An 80 year old female presented to an outside hospital with complaints of dizziness, headache, nausea, and vomiting of abrupt onset one hour prior to arrival. Computed tomography (CT) of the head with CT Angiography (CTA) of the head and neck was performed and demonstrated hemorrhage (ICH) in all ventricles; most prominently within the left lateral ventricle (Figure 1). Patient’s past medical history is significant for systemic hypertension, non-insulin dependent type 2 diabetes mellitus, chronic obstructive pulmonary disease, and permanent atrial fibrillation anticoagulated with rivaroxaban. Prothrombin complex concentrate was administered for reversal of her anticoagulation and the patient was transferred to this present facility for neurosurgical evaluation and management. Neurosurgery assessed medical management to be appropriate for this patient and she was admitted to the intensive care unit (ICU). Her ICU course was complicated by hypertensive urgency managed with a nicardipine drip. She also experienced atrial fibrillation with rapid ventricular response managed with a diltiazem drip. CT head 48 hours after presentation was with stable parenchymal and intraventricular hemorrhage.
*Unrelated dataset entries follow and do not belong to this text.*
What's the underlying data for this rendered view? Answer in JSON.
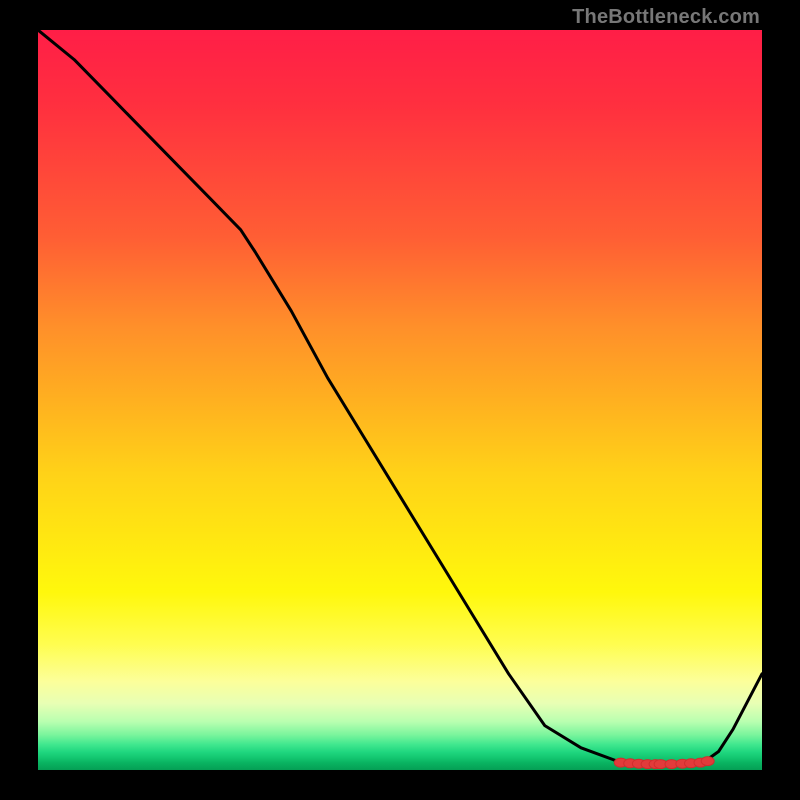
{
  "watermark": "TheBottleneck.com",
  "colors": {
    "frame": "#000000",
    "curve": "#000000",
    "marker": "#e23b3b"
  },
  "chart_data": {
    "type": "line",
    "title": "",
    "xlabel": "",
    "ylabel": "",
    "xlim": [
      0,
      100
    ],
    "ylim": [
      0,
      100
    ],
    "x": [
      0,
      5,
      10,
      15,
      20,
      24,
      28,
      30,
      35,
      40,
      45,
      50,
      55,
      60,
      65,
      70,
      75,
      80,
      82,
      84,
      86,
      88,
      90,
      92,
      94,
      96,
      100
    ],
    "y": [
      100,
      96,
      91,
      86,
      81,
      77,
      73,
      70,
      62,
      53,
      45,
      37,
      29,
      21,
      13,
      6,
      3,
      1.2,
      0.9,
      0.8,
      0.8,
      0.8,
      0.9,
      1.1,
      2.5,
      5.5,
      13
    ],
    "markers": {
      "note": "dots near valley along x≈80–92 where curve is at minimum",
      "x": [
        80.5,
        81.8,
        83.0,
        84.2,
        85.3,
        86.0,
        87.5,
        89.0,
        90.2,
        91.5,
        92.5
      ],
      "y": [
        1.0,
        0.9,
        0.85,
        0.8,
        0.8,
        0.8,
        0.8,
        0.85,
        0.9,
        1.0,
        1.2
      ]
    },
    "background_gradient_stops": [
      {
        "pct": 0,
        "color": "#ff1e47"
      },
      {
        "pct": 50,
        "color": "#ffb020"
      },
      {
        "pct": 80,
        "color": "#fffd50"
      },
      {
        "pct": 96,
        "color": "#42e88f"
      },
      {
        "pct": 100,
        "color": "#059e54"
      }
    ]
  }
}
Patient’s level of care was deescalated to the medical wards and patient was transferred with blood pressures controlled off titratable medication. She would continue to be with a rapid ventricular response.
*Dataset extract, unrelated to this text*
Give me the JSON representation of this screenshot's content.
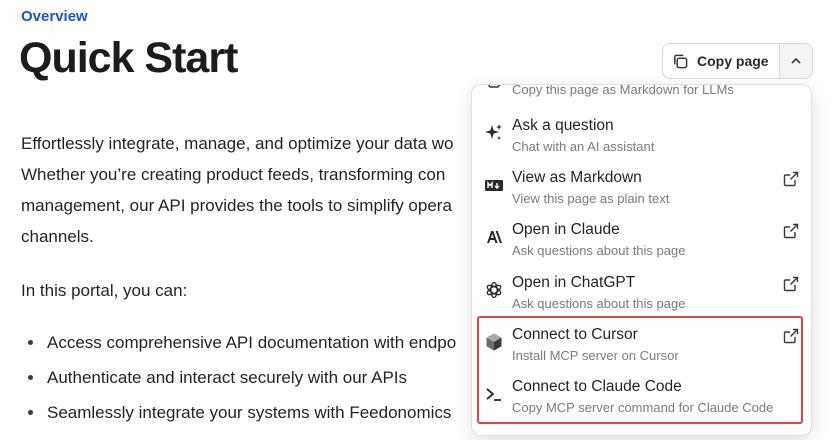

Magnetic Resonance Imaging (MRI) (Figure 2) of the brain suggested that the cause of her hemorrhage was reperfusion injury after a small acute infarction in the left internal capsule in the setting of anticoagulant use. Patient remained relatively stable until hospital day nine. At that time, on intermediate care, patient was found in hypoxemic respiratory failure requiring oxygen support with low flow nasal canula as high as five liters. In the days leading up to this acute hypoxemia, patient had been started on ceftriaxone and azithromycin given concerns for pneumonia in the setting of leukocytosis, hypoxemia requiring a two liter low flow nasal canula, and nonspecific retrocardiac opacity on chest x-ray. Antibiotic therapy was escalated to cefepime and vancomycin due to the acute worsening of her hypoxemia. Azithromycin was discontinued with negative urine antigen tests for streptococcus pneumoniae and legionella pneumophila. CTA of the chest was ordered with concern for pulmonary embolism. This testing would demonstrate bilateral lobar, segmental, and subsegmental pulmonary emboli (Figure 3). No evidence of right heart strain on CTA but High Sensitivity Troponin was elevated to 249.1 ng/L. Subsequent ultrasonography of her lower extremities was without deep vein thrombosis bilaterally. This finding would come ten days after her diagnosis of ICH.
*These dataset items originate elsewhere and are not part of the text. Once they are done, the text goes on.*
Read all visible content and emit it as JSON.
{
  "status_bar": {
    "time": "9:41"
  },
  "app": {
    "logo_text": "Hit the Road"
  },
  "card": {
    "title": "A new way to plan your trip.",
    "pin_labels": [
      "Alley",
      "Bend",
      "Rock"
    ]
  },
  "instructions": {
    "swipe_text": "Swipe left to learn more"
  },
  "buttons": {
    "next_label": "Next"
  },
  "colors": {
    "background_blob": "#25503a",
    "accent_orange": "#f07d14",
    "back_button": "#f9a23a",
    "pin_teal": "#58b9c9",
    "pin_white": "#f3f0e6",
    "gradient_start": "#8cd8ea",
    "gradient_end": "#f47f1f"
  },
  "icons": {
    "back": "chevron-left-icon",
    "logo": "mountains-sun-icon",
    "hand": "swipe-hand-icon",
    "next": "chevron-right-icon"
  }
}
An interdisciplinary evaluation was conducted between hospitalist medicine, neurology, neurosurgery, and interventional radiology. Head CT was repeated and demonstrated continued evolution of the ICH without expansion nor new hemorrhage identified (Figure 4). Neurology assessed that systemic anticoagulation would be too high risk to consider at this juncture. Interventional Radiology was consulted onto the case. The patient was normotensive, with positive heart enzymes but no evidence of right heart strain on CT scan nor electrocardiogram, and therefore assessed to have submassive, low-intermediate risk PE. Echocardiography was not performed. However, given her persistent heart rates into the 120s in the setting of concomitant atrial fibrillation and persistent oxygen desaturations into the 80s while on five liter nasal canula, there was concern for eventual hemodynamic decompensation. Her Pulmonary Embolism Severity Index (PESI) was assessed as class IV, High Risk with 4.0-11.4% 30-day mortality, given her heart rates and oxygen saturations. A suction thrombectomy was proposed. This would require therapeutic anticoagulation but only for the two-hour duration of the procedure. An inferior vena cava filter (IVC) would also be placed. The proposed treatment was discussed with neurosurgery who assessed that the risk of not treating outweighed the risk of expansion of her ICH in the brief period of anticoagulation anticipated. Successful suction thrombectomy was performed on hospital day 11. 150 units of heparin were administered during the procedure. Pulmonary artery pressures improved from 61/25 mmHg pre-procedure to 47/27 mmHg post-procedure. IVC filter was placed without complication.
No new neurologic deficits were appreciated post-procedure. Patient’s heartrates remained elevated by improved. Blood pressures remained controlled. Patient was weaned off oxygen to room air. Neurosurgery assessed patient to be of acceptable risk for discharge with further deferment of anticoagulation until repeat CT Head six weeks after discharge. Patient was discharged on hospital day 14.